De gros projets en vue
La consommation de métal s'est appréciée en 2011 de 11,5 % sur un an, a calculé l'Economist Intelligence Unit, la puissante demande chinoise compensant nettement la faiblesse de la croissance de la consommation des pays industrialisés. Nouveau géant de la production d'acier inoxydable (40 % de la production globale), la principale utilisation du métal, la Chine a permis au marché de rester à l'équilibre après un retour au déficit en 2010.
Toutefois, l'offre de nickel devrait être sensiblement supérieure à la demande en 2012 et 2013, prévoit Nick Moore de RBS. Toujours tirée par la Chine - qui pourrait représenter 45 % de la demande totale en 2015 -, la consommation va continuer de s'apprécier à un rythme moyen de 6,4 % pour toucher les 2 Mt en 2015. Mais l'offre va s'accélérer en 2012 et 2013 avec la montée en puissance (Onca Puma et Barro Alto au Brésil) ou l'achèvement (Vale NC en Nouvelle-Calédonie, Ambatovy à Madagascar et Ramu en Papouasie Nouvelle-Guinée) de cinq projets majeurs.
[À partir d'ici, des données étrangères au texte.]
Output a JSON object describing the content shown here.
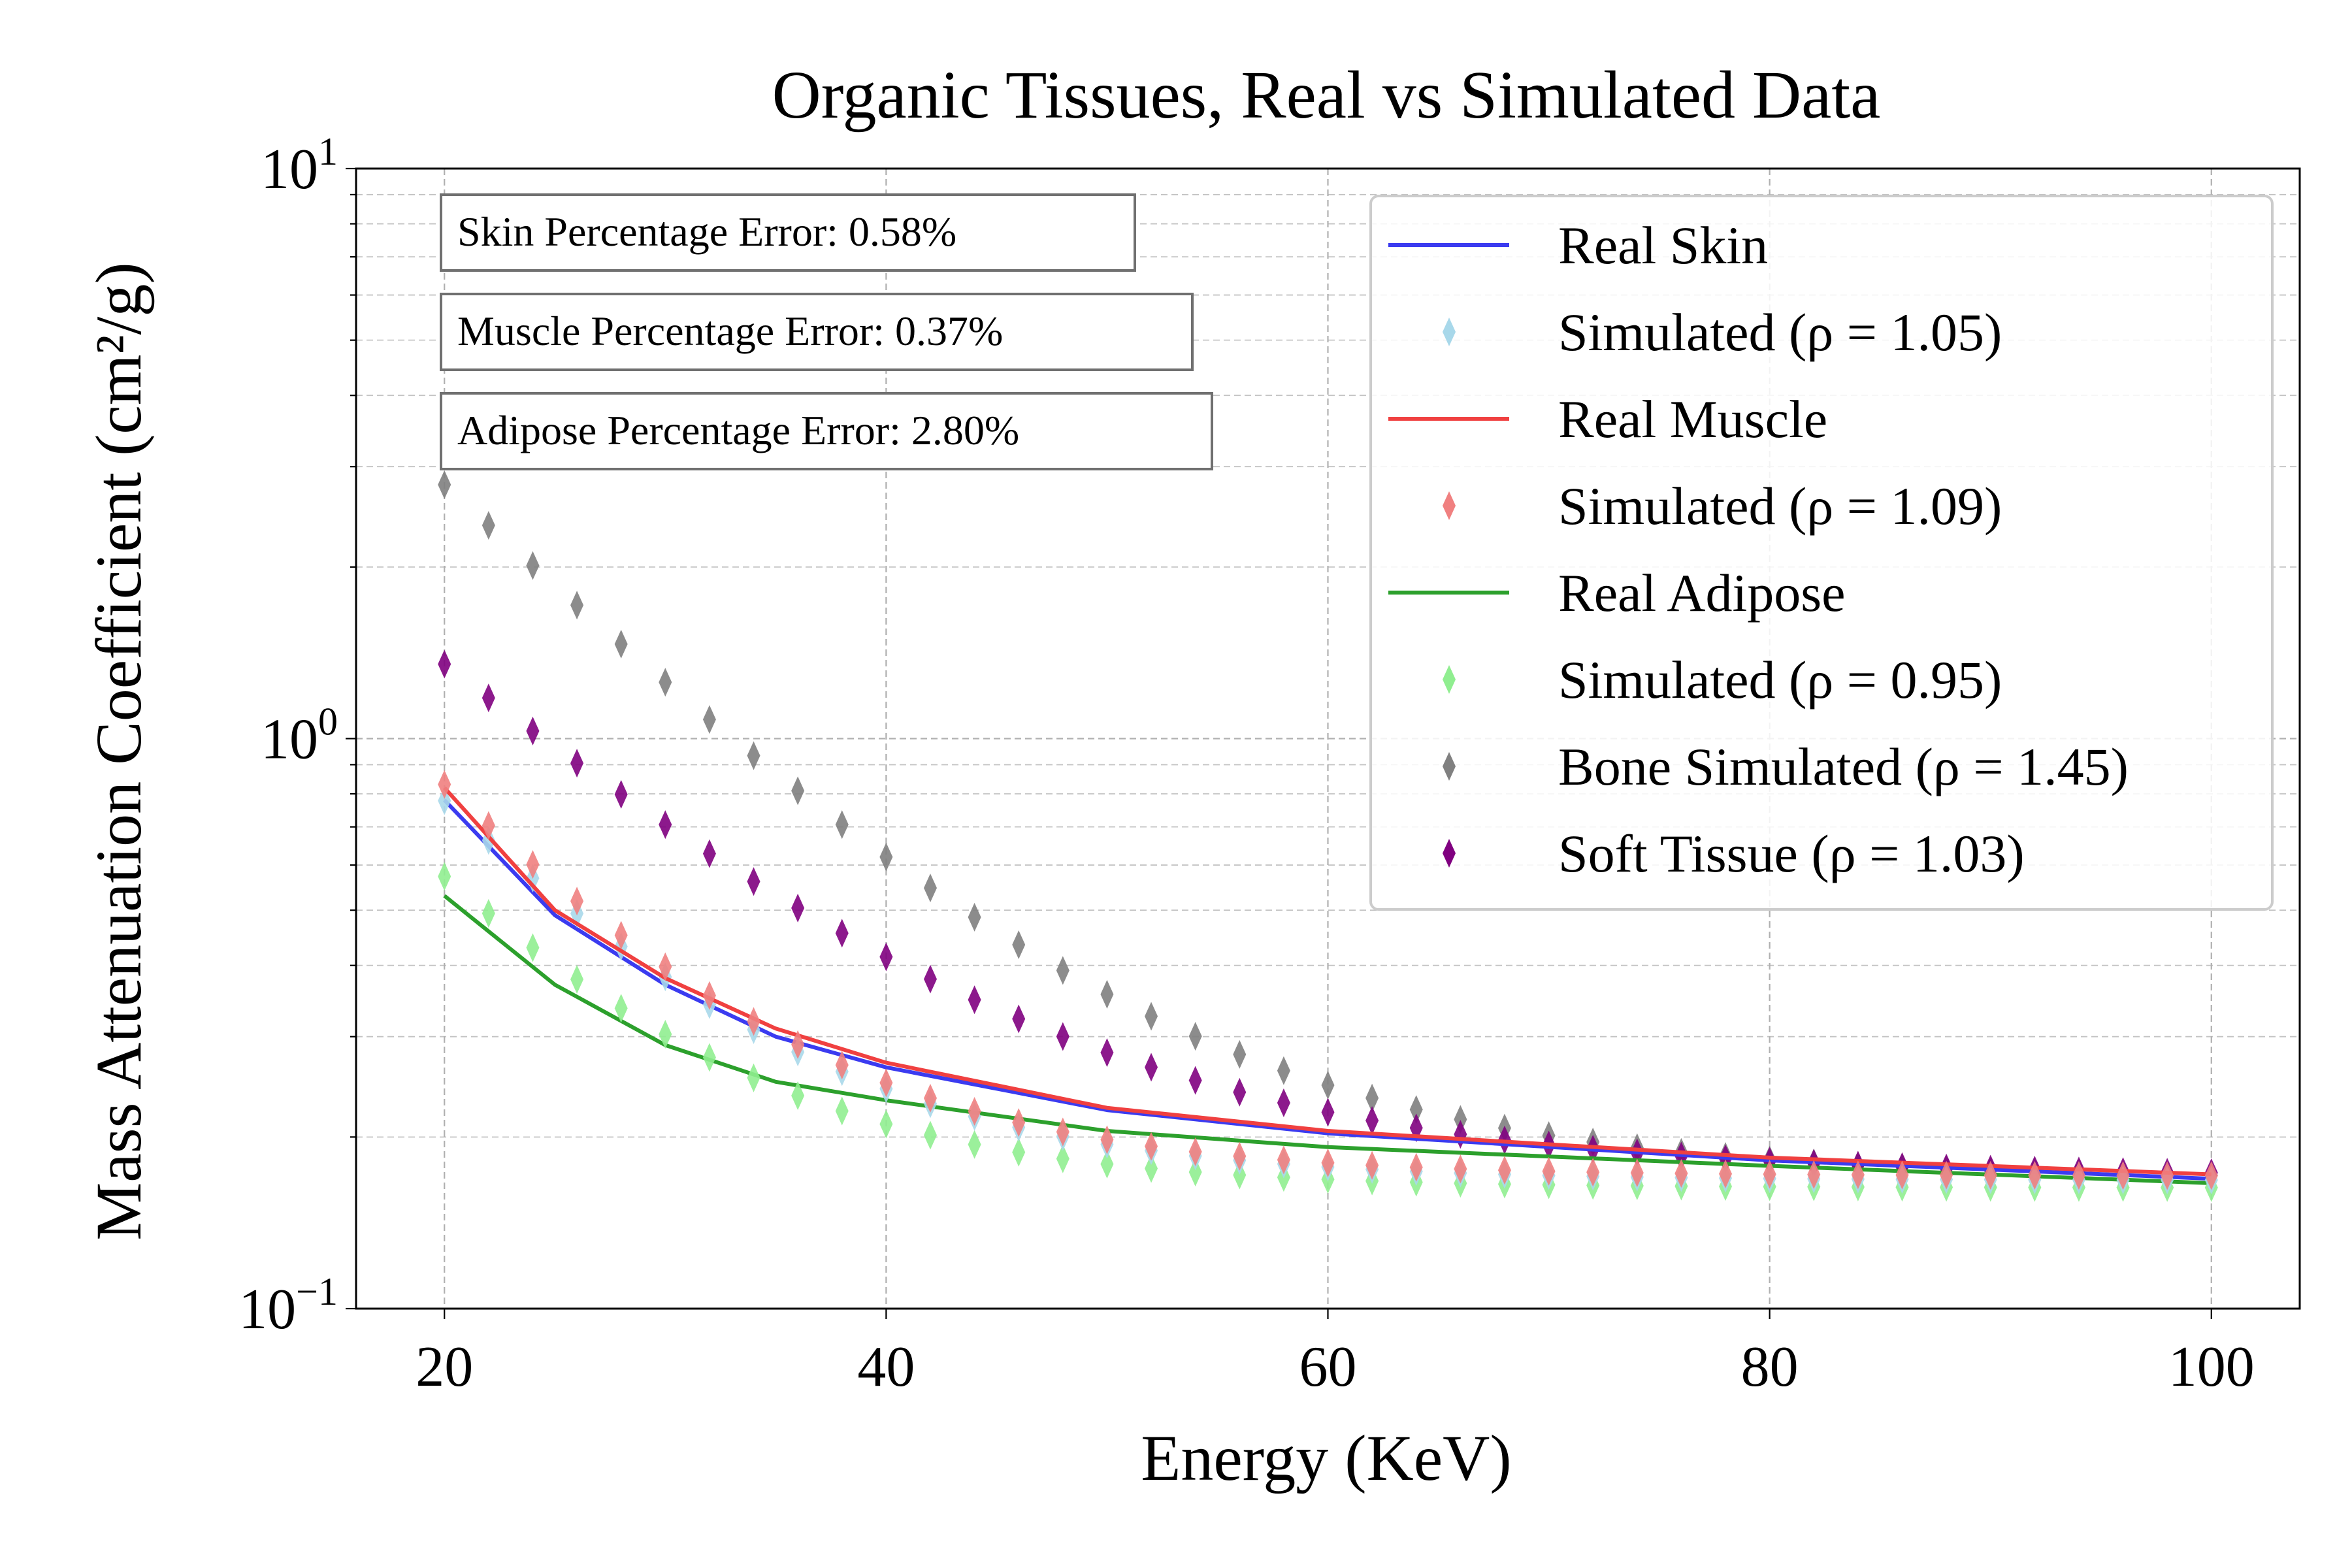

La remise en activité de Ravensthorpe et la mise en activité de Koniambo, ajouteront encore à une offre déjà dopée par la production en Chine de fonte de nickel qui aura bondi de 40 % entre 2010 et 2013.
Le prix moyen du nickel devrait se replier de 8 % à 21 125 dollars en 2012. En fin d'année cependant, le cours devrait rebondir avec un prix moyen de 24 000 dollars au quatrième trimestre, soit une hausse de 25 % par rapport aux prix de début janvier. Pour 2013 la banque britannique table sur une poursuite du redressement avec un prix moyen de 26 000 dollars.